Die STUTTGARTER ZEITUNG analysiert die Rolle Deutschlands als Vermittler im Geflecht der Weltpolitik:

"Ohne Russland wird es weder eine Einigung im Atomstreit mit dem Iran noch eine Lösung im Nahen Osten geben. Und auch auf dem Balkan braucht Europa Russland. Seit den Tagen Willy Brandts ist Deutschland geradezu prädestiniert, Verständigung mit Russland zu suchen, so schwierig diese Aufgabe auch ist. Wer sich aber mit Russland offen auseinander setzt, kann auch Polen, Tschechen und Balten daran erinnern, dass antirussische Reflexe kein Ersatz für eine vernünftige Politik sind."


Ein weiteres Thema ist der Amtsantritt des neuen französischen Präsidenten Nicolas Sarkozy. Für die Zeitungskommentatoren ist dies der Anlass, sich mit dem künftigen deutsch-französischen Verhältnis zu befassen.

DIE RHEIN-ZEITUNG aus Koblenz stellt fest:

"Mit einem Schlag ist das Gesicht Frankreichs (...) um gut 20 Jahre jünger geworden. Der gütige Großvater und Charmeur Jacques Chirac, zwar weltpolitisch erfahren wie kein anderer, aber zuletzt doch sichtlich überfordert und zaudernder denn je, hat seinen Platz geräumt für den Macher Sarkozy. Angela Merkel hat es als Erste im Ausland gemerkt: Der galante Handkuss à la Chirac ist out, das elegante Herumreden um den heißen Brei aber auch."

Der Berliner TAGESSPIEGEL geht auf die künftige Wirtschaftpolitik Sarkozys ein:

"Beide - Merkel und Sarkozy - wissen, dass im kommenden Jahr eine Revision des EU-Haushalts ansteht. Nach wie vor zählt Frankreich dabei zu den größten Nutznießern der gewaltigen Agrarsubventionen. Wenn Paris sichergehen will, dass Frankreichs Landwirte auch künftig noch zu den größten Profiteuren der Brüsseler Zahlungen gehören sollen, braucht es auch die Unterstützung aus Berlin. Sarkozy dürfte dies künftig wohl auch mit bedenken, sollte er wie erwartet die Belange französischer Unternehmen auf dem EU-Binnenmarkt offensiv vertreten wollen."

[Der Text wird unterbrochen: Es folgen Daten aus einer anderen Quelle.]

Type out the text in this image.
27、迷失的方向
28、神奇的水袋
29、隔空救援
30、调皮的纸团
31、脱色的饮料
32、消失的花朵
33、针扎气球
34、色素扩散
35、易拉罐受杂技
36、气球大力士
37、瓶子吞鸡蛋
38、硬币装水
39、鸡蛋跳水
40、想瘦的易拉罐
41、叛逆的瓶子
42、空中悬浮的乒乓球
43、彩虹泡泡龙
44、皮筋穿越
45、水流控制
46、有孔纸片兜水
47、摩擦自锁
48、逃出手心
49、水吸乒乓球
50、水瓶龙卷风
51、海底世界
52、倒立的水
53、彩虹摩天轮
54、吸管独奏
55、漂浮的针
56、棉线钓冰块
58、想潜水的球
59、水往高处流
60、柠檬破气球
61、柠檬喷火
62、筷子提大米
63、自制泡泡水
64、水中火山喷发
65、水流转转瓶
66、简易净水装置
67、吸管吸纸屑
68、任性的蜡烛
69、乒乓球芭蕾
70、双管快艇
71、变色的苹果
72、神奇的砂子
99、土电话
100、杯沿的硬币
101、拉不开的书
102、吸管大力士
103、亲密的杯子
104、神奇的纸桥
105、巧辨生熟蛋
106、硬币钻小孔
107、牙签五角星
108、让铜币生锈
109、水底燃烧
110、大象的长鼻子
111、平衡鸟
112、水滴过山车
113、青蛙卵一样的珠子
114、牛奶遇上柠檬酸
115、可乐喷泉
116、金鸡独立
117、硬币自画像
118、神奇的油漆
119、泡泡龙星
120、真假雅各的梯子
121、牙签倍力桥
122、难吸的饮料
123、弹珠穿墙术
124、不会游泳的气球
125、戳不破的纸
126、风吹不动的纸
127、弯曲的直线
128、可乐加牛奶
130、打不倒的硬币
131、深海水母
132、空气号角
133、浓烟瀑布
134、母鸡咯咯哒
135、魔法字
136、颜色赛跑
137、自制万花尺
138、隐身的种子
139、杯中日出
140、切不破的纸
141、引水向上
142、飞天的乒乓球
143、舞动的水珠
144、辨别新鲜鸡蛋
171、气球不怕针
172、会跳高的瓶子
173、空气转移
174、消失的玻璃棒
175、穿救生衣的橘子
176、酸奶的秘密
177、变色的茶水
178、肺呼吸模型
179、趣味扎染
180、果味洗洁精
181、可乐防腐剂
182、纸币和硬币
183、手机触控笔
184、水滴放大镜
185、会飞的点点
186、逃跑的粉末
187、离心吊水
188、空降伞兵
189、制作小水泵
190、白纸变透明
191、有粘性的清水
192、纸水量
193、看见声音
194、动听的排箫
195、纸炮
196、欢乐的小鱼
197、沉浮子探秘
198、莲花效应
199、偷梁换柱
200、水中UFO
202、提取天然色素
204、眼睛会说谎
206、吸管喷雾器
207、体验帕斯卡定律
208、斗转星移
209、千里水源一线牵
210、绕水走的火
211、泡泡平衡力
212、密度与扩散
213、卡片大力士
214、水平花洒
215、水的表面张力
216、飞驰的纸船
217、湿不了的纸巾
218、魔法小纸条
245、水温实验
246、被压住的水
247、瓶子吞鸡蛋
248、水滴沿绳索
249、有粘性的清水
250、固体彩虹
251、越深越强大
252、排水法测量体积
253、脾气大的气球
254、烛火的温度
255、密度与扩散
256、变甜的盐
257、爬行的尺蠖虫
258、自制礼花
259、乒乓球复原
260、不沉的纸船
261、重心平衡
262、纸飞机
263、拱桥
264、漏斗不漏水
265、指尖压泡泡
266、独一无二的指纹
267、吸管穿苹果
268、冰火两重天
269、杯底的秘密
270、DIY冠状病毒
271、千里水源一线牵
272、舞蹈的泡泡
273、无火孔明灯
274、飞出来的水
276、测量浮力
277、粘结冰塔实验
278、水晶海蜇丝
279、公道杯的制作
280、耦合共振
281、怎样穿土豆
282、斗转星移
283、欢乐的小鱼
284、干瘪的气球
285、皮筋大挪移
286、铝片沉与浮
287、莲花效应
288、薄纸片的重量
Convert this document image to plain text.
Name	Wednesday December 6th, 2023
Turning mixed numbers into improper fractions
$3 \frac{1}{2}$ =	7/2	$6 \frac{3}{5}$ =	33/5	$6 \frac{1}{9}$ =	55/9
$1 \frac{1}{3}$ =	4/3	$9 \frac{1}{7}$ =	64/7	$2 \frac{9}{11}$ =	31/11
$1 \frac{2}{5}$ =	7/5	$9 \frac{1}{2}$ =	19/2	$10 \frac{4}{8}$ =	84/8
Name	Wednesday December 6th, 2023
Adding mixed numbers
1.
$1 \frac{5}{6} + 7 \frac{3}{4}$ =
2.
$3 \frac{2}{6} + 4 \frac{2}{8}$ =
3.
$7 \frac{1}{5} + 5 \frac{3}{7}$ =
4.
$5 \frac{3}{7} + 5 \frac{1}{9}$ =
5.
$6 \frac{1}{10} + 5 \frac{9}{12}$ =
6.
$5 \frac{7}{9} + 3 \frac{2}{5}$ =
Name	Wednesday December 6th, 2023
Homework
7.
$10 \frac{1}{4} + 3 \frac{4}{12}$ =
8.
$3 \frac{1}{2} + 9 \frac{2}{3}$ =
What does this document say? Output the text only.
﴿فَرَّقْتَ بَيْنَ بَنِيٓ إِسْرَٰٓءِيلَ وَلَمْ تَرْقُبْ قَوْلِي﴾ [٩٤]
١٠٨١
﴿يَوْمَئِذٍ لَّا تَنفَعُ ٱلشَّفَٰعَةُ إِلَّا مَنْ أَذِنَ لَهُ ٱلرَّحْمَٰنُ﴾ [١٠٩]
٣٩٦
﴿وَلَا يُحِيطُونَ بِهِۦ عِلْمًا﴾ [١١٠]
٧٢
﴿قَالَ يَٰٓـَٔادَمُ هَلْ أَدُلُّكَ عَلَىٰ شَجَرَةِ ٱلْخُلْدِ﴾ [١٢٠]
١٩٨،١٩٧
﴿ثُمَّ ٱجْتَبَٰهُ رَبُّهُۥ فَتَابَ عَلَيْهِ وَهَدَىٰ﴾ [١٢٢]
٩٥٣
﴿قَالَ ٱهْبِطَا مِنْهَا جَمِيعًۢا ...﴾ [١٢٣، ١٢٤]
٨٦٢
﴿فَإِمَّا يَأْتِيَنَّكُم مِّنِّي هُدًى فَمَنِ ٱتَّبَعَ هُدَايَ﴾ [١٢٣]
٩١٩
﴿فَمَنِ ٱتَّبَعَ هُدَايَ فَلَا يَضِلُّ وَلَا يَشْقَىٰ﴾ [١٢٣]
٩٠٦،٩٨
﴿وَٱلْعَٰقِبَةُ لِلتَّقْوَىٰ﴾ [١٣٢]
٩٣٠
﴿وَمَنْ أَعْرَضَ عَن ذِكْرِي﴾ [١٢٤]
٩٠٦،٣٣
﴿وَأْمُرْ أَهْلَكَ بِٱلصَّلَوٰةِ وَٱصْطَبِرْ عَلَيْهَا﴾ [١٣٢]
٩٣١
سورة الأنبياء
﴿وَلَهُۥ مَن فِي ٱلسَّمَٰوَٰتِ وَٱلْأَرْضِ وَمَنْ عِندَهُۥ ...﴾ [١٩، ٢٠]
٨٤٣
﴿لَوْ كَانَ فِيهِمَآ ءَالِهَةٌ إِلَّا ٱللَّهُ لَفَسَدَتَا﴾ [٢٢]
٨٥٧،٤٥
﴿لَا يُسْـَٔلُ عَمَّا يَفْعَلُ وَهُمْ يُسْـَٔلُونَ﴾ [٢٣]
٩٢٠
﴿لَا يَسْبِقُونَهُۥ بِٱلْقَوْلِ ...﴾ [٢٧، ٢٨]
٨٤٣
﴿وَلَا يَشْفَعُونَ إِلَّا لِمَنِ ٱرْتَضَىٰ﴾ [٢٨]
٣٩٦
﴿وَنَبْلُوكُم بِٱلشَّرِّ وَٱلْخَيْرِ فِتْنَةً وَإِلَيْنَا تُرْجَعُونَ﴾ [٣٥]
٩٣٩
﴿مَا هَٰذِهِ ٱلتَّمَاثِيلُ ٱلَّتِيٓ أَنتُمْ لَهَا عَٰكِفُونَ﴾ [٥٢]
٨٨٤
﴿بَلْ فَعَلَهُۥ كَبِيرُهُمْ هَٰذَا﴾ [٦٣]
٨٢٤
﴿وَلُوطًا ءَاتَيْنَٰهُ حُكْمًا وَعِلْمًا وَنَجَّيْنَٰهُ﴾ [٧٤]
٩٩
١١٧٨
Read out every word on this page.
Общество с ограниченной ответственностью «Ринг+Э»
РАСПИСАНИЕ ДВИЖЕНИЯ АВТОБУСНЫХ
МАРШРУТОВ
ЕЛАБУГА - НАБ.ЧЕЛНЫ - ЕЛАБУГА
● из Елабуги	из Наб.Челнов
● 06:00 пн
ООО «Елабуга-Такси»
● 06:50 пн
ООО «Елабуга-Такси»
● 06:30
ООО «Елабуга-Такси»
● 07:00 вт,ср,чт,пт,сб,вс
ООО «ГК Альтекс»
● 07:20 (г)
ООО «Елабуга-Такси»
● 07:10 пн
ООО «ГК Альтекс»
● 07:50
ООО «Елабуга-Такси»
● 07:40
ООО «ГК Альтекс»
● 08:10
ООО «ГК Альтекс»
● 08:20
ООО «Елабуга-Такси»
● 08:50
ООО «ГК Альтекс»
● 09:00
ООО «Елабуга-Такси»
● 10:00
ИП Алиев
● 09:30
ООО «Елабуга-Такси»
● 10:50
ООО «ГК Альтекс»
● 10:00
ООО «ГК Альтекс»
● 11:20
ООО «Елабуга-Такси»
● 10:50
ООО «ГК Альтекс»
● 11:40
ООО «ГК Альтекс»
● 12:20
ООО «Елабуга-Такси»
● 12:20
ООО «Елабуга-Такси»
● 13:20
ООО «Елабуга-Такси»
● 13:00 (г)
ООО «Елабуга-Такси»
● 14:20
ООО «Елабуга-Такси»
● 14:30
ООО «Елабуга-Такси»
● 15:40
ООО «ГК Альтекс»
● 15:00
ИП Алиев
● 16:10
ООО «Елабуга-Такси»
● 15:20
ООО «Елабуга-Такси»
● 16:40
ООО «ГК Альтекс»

Die RHEIN-NECKAR-ZEITUNG aus Heidelberg gibt sich prophetisch:

"Das wird ein spannendes, sicher auch knallhartes Spiel unter Gleichen. Wobei sich Sarkozy auch aus der alten französischen Gefangenschaft des antibritischen und antiamerikanisches Ressentiments befreit und damit Frankreichs Möglichkeiten deutlich erweitert hat."

Die NEUE OSNABRÜCKER ZEITUNG beleuchtet Sarkozys künftige Innenpolitik:

"Einen Sozialisten mit einem wichtigen Ministerposten zu betrauen, zeigt den Willen, bequeme Rechts-Links-Denkschemata zu sprengen, die für die Stagnation im Lande mit verantwortlich sind. Beifall ist ihm sicher. Ob der andauert, wenn Sarkozy seine Ankündigung umsetzt, verkrustete Strukturen in der Gesellschaft zu aufzubrechen?"

Abschließend das Urteil der AUGSBURGER ALLGEMEINEN:

"Merkel, Sarkozy und Brown, bieten Kontrastprogramme zu den Volkstribunen, die ihnen vorausgegangen sind. Das neue Trio ist von anderer, durchweg sachlicherer Art. Dies tut Europa gut. Denn es ist die Zeit der Sachprobleme, die Zeit der großen, romantischen Würfe ist vorbei. Frischer Wind aber wird gebraucht, und den bringt Sarkozy. Er ist ein ungeduldiger Macher. So ein Partner kann die in der Großen Koalition ernüchterte Angela Merkel beflügeln."